时间:2018-11-11 13:21:14

标签: php regex preg-match

我正在尝试使用PHP中的regex解析大型文本。我知道行格式,下面使用sprintf格式显示,以便于说明。

因此,一行包含一些已知的单词(或括号)。我想知道匹配的格式(在示例中,我打印了formats数组键)并从该行中提取了一些相关数据。

我尝试了诸如'/(?<=new message from )(.*)(?=[)(.*)(?=:)(.*)(?=:)(.*)(?=:)(.*)(?=])/'之类的正则表达式格式,但是除了匹配之外,我无法从行中提取正确的数据。

$input = [
    'new message from Bob [22:105:3905:534]',
    'user Dylan posted a question in section General',
    'new message from Mary(gold) [19504:8728:18524:78941]'
];

$formats = [
    'new message from %s [%d:%d:%d:%d]', // this would actually be something like '/(?<=new message from )(.*)(?=[)(.*)(?=:)(.*)(?=:)(.*)(?=:)(.*)(?=])/'
    'user %s posted a question in section %s',
    'new message from %s(%s) [%d:%d:%d:%d]',
];

foreach ($input as $line) {
    foreach ($formats as $key => $format) {
        $data = [];
        if (preg_match($format, $line, $data)) {
            echo 'format: ' . $key . ', data: ' . var_export($data, true) . "\n";
            continue;
        }
    }
}

// should yield:
// format: 0, data: array ( 0 => 'Bob', 1 => 22, 2 => 105, 3 => 3905, 4 => 534, )
// format: 1, data: array ( 0 => 'Dylan', 1 => 'General', )
// format: 2, data: array ( 0 => 'Mary', 1 => 'gold', 2 => 19504, 3 => 8728, 4 => 18524, 5 => 78941, )

我需要:

  1. 一种有效的正则表达式格式,用于使用多个通配符匹配一行
  2. 当regex格式匹配一行时提取通配符的方法(也许preg_match不是这种情况下最好的regex php函数)

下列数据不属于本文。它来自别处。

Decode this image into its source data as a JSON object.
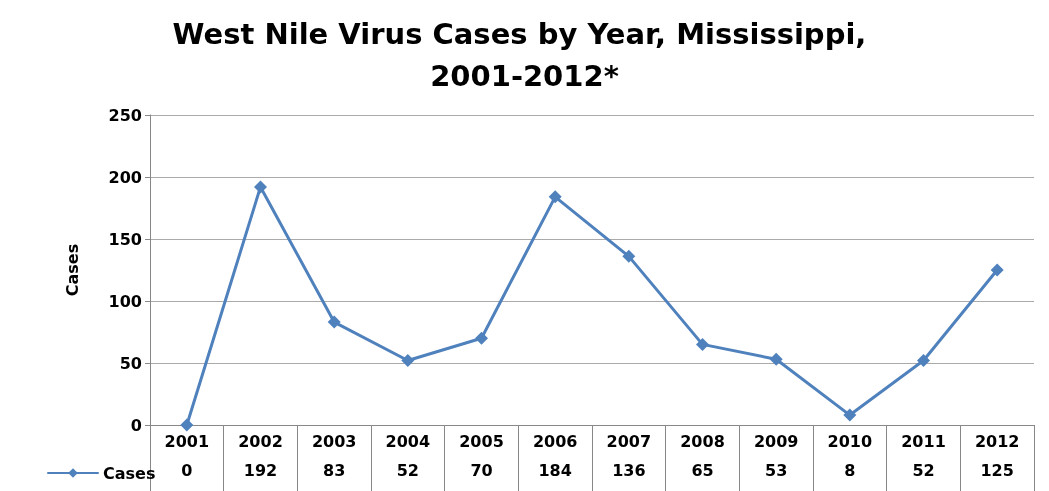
{
  "chart_data": {
    "type": "line",
    "title": "West Nile Virus Cases by Year, Mississippi, 2001-2012*",
    "ylabel": "Cases",
    "categories": [
      "2001",
      "2002",
      "2003",
      "2004",
      "2005",
      "2006",
      "2007",
      "2008",
      "2009",
      "2010",
      "2011",
      "2012"
    ],
    "series": [
      {
        "name": "Cases",
        "color": "#4f81bd",
        "values": [
          0,
          192,
          83,
          52,
          70,
          184,
          136,
          65,
          53,
          8,
          52,
          125
        ]
      }
    ],
    "ylim": [
      0,
      250
    ],
    "yticks": [
      0,
      50,
      100,
      150,
      200,
      250
    ],
    "grid": "y",
    "marker": "diamond",
    "line_style": "solid",
    "legend": "bottom left",
    "data_labels": true
  }
}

我可以使用字符串函数(strpos和substr)来执行此操作,但是代码看起来很糟糕。

谢谢!

1 个答案:

答案 0 :(得分:0)

只需稍微调整一下图案即可。请参见下面的代码。

<?php

$input = [
    'new message from Bob [22:105:3905:534]',
    'user Dylan posted a question in section General with space',
    'new message from Mary(gold) [19504:8728:18524:78941]'
];

$formats = [
    '/new message from (\w+) \[(\d+):(\d+):(\d+):(\d+)\]/', // this would actually be something like '/(?<=new message from )(.*)(?=[)(.*)(?=:)(.*)(?=:)(.*)(?=:)(.*)(?=])/'
    '/user (\w+) posted a question in section ([\w ]+)/',
    '/new message from (\w+)\((\w+)\) \[(\d+):(\d+):(\d+):(\d+)\]/',
];

foreach ($input as $line) {
    foreach ($formats as $key => $format) {
        $data = [];
        if (preg_match($format, $line, $data)) {                            
            array_shift($data); 
            echo 'format: ' . $key . ', data: ' . var_export($data, true) . "\n";
            continue;
        }
    }
}

// should yield:
// format: 0, data: array ( 0 => 'Bob', 1 => 22, 2 => 105, 3 => 3905, 4 => 534, )
// format: 1, data: array ( 0 => 'Dylan', 1 => 'General', )
// format: 2, data: array ( 0 => 'Mary', 1 => 'gold', 2 => 19504, 3 => 8728, 4 => 18524, 5 => 78941, )

https://3v4l.org/NBgaT

编辑:我添加了array_shift()来消除与完整模式匹配的文本。